Autrefois conçue pour défendre la dignité, la loi est aujourd’hui utilisée pour la restreindre. La dignité, l’unique valeur à laquelle notre peuple n’a jamais renoncé, a été rebaptisée «résistance». Mais vouloir manger ne constitue pas un acte de résistance. Ce n’est pas de la résistance que d’enterrer son enfant sans ses membres. Ce n’est pas de la résistance que de dire : «J’ai le droit de vivre».

Et pourtant, telle est l’obscénité du moment présent : on reproche aux Palestiniens de vouloir vivre selon leurs propres exigences. Notre souffrance, pour être jugée digne d’attention, doit être convenablement présentée.

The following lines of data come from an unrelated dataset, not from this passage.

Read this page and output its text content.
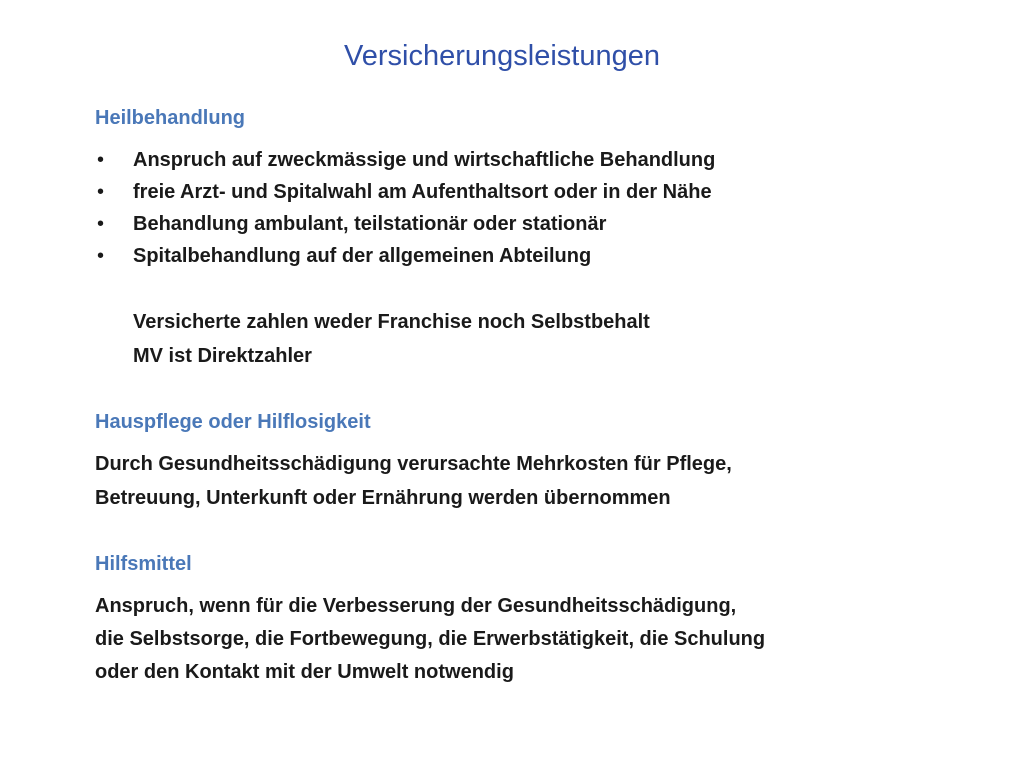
Versicherungsleistungen
Heilbehandlung
• Anspruch auf zweckmässige und wirtschaftliche Behandlung
• freie Arzt- und Spitalwahl am Aufenthaltsort oder in der Nähe
• Behandlung ambulant, teilstationär oder stationär
• Spitalbehandlung auf der allgemeinen Abteilung

Versicherte zahlen weder Franchise noch Selbstbehalt

MV ist Direktzahler

Hauspflege oder Hilflosigkeit

Durch Gesundheitsschädigung verursachte Mehrkosten für Pflege,

Betreuung, Unterkunft oder Ernährung werden übernommen

Hilfsmittel

Anspruch, wenn für die Verbesserung der Gesundheitsschädigung,

die Selbstsorge, die Fortbewegung, die Erwerbstätigkeit, die Schulung

oder den Kontakt mit der Umwelt notwendig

Nos morts doivent être photogéniques, notre chagrin poli, et nos survivants doivent exprimer leur gratitude pour une aide qui arrive trop tard.

Nous ne réclamons ni sympathie ni pitié, ni compassion. Nous voulons être libres. Et en attendant, nous voulons que le monde cesse de prétendre que la famine peut se substituer à la justice.

Ghassan Kanafani a dit :

«Tout peut être volé dans ce monde, sauf une chose : l’amour d’un être humain pour une conviction ou une cause».

C’est ce que nous, Palestiniens, incarnons. Cette dignité que personne ne peut nous ôter.

Chaque camion d’aide humanitaire raconte une histoire. Pas une histoire de générosité, mais de dépendance imposée. Elle se résume ainsi : Vous mangerez ce que nous vous permettrons de manger. Vous nous remercierez pour les miettes. Vous survivrez, mais seulement si vous oubliez qui vous a affamés.

Mais notre peuple n’oubliera jamais. Les Palestiniens résistent, non pas parce qu’ils sont forts, mais parce qu’ils n’ont pas le choix. Et parce qu’ils savent que, quelque part, par-delà le blocus, le silence et même la mer, existe un avenir où leurs enfants ne dépendront plus de leurs geôliers, et vivront en paix sur la terre de leurs ancêtres.